Re: How long at WOT?
No highjacks have occurred. I am trying to answer the OP's question.
Is it more likely the OP meant 100% open throttle or 100% open throttle, running all out at the top speed the boat can offer? It's likely the latter. Unnecessary diversion has taken place. So, since we are talking about boats, my premise is more accurate: WOT = as fast as she is going to go, which is max engine RPM +/-
Diesels: Sorry you were caught trying to explain your claim that diesels don't have throttles. Modern diesels sometimes have throttles to control air intake, which is to manage combustion to another end in the interest of emissions control. Again, I'm not the one diverting attention with discussion of diesels throttles. The OP surely means all out top speed. The diesel diversion does not help here.

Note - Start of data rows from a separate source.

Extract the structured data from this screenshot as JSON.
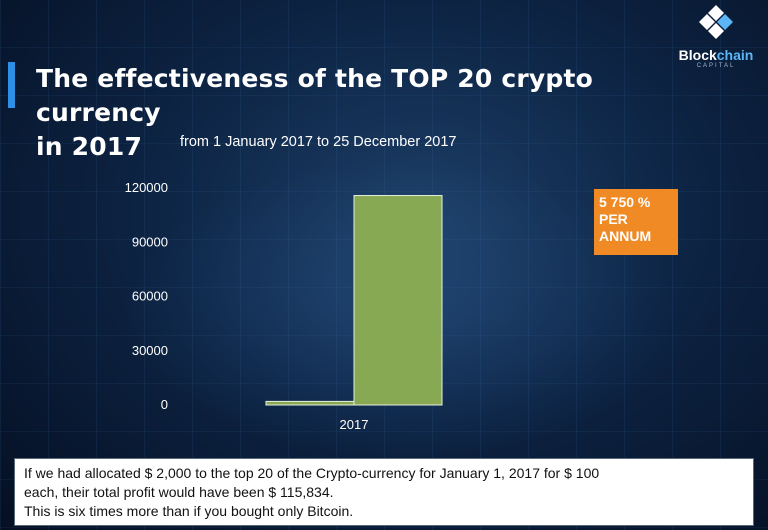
{
  "slide": {
    "title_line1": "The effectiveness of the TOP 20 crypto currency",
    "title_line2": "in 2017",
    "subtitle": "from 1 January 2017 to 25 December 2017",
    "callout_lines": [
      "5 750 %",
      "PER",
      "ANNUM"
    ],
    "callout_color": "#f08a24",
    "note_line1": "If we had allocated $ 2,000 to the top 20 of the Crypto-currency for January 1, 2017 for $ 100",
    "note_line2": "each, their total profit would have been $ 115,834.",
    "note_line3": "This is six times more than if you bought only Bitcoin."
  },
  "logo": {
    "name_part1": "Block",
    "name_part2": "chain",
    "sub": "CAPITAL",
    "icon": "blockchain-diamond-icon",
    "brand_color": "#5cb6f5"
  },
  "chart_data": {
    "type": "bar",
    "categories": [
      "2017"
    ],
    "series": [
      {
        "values": [
          2000
        ],
        "color": "#87a954"
      },
      {
        "values": [
          115834
        ],
        "color": "#87a954"
      }
    ],
    "ylim": [
      0,
      120000
    ],
    "yticks": [
      0,
      30000,
      60000,
      90000,
      120000
    ],
    "ytick_labels": [
      "0",
      "30000",
      "60000",
      "90000",
      "120000"
    ],
    "title": "",
    "xlabel": "",
    "ylabel": "",
    "grid": false,
    "legend": "none"
  }
}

Most efficient operation = full throttle is yet another diversion. Full throttle in a gas operated boat engine in the real world does not equal maximum efficiency.

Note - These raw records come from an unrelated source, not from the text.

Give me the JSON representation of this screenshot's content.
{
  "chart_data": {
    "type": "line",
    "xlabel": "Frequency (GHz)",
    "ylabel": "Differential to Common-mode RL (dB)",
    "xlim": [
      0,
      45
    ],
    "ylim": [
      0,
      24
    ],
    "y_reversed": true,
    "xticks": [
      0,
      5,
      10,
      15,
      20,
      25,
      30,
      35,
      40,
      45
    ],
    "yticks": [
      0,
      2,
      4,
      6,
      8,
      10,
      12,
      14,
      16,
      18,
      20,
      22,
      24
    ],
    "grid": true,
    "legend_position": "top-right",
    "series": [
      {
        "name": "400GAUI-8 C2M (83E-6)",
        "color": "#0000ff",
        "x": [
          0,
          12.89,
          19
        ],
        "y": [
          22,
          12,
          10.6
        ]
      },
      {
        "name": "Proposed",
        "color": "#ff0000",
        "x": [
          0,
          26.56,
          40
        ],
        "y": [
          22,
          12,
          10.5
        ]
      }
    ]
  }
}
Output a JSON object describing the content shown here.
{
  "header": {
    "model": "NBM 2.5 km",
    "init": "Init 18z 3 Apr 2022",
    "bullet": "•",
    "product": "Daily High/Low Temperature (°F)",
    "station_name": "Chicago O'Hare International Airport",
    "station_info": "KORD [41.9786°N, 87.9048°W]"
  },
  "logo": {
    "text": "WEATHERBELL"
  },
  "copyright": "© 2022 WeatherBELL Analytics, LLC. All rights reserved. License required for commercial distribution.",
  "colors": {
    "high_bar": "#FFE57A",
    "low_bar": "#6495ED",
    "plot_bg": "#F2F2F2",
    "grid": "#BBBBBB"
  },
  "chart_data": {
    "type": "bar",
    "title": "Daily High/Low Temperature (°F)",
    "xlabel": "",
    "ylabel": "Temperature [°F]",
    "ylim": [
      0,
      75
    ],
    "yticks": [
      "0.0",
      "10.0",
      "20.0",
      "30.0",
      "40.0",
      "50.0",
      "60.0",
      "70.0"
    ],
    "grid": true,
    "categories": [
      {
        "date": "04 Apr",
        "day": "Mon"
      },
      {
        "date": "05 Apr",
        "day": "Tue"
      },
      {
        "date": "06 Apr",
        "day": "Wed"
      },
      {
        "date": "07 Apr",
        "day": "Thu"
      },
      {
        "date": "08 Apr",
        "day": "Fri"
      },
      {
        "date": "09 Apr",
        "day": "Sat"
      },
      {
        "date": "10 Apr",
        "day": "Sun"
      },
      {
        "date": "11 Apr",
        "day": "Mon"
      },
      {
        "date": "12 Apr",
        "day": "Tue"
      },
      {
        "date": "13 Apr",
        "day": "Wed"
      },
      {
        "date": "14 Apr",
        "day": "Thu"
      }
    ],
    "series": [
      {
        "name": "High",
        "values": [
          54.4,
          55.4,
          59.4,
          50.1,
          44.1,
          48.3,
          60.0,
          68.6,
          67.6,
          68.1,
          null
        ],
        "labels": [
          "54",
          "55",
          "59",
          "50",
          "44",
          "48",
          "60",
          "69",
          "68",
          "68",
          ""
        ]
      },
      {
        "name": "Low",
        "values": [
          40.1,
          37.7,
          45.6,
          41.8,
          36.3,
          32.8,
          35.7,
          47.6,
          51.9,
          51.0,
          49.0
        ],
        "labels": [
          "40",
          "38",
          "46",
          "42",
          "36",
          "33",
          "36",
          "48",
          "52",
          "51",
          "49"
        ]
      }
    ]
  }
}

Carbed, two-stroke engines can run lean. I don''t know how the heck anyone lost the ability to understand that no matter what the settings are going in on any engine, the air/fuel mixture is subject to more dynamics than just 'it can't run lean, because fuel intake is a product of air intake.' In that case, how can any engine run lean or rich? For Pete's sake, the air temps and humidity levels and other factors (some will even say fuel temps) can change the air/fuel mix. An engine can run rich or lean in the same day and what the engine is doing at different times under different circumstances will even affect it. It's more dynamic that anyone is admitting. It's so dynamic that computer controls making thousands of adjustments per second are needed to manage it. On 2-stroke engines with carbs, the tune to slightly rich allows some room for error that invariably pops up during operation.

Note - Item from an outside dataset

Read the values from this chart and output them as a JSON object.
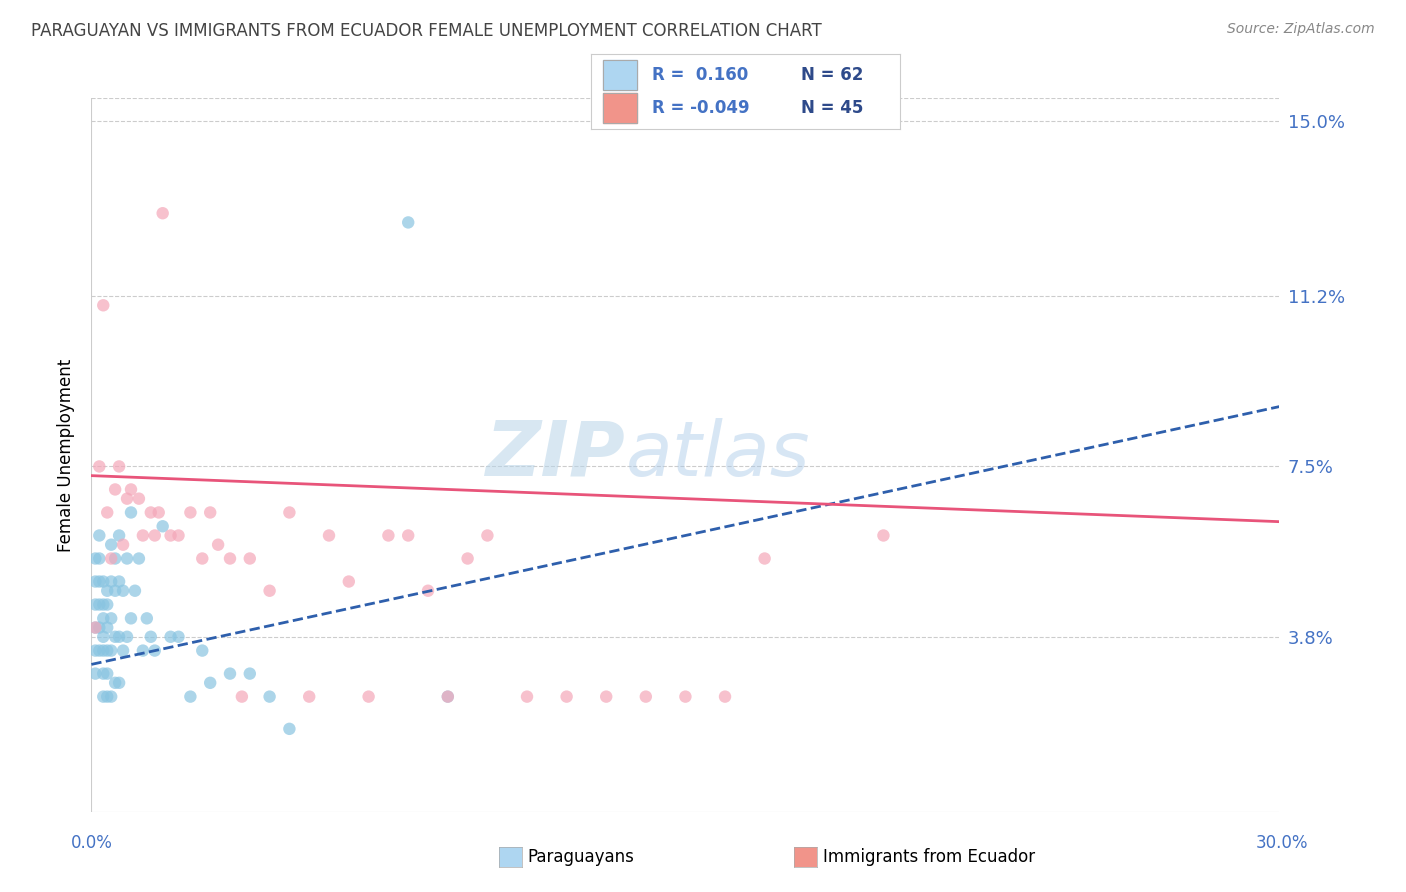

Full, all-out 100% speed from a wide-open throttle is worse than something less the 100% all out (Frank A and I explained a little of this). The margin of how much worse doesn't get too serious unless you can run, particularly a 4-stroke engine, at the absolute RPM limit it can operate at before bad, engine-damaging things occur (at this practical limit, the engine can experience moments of bad stuff).
If your engine is designed to run at 4800 RPM and wide open throttle finds you at 4600 RPM, you aren't running on the edge of disaster. If your running at 4800 RPM, it is more likely that you are occasionally dipping into the realm of where some bad things might happen to some engines.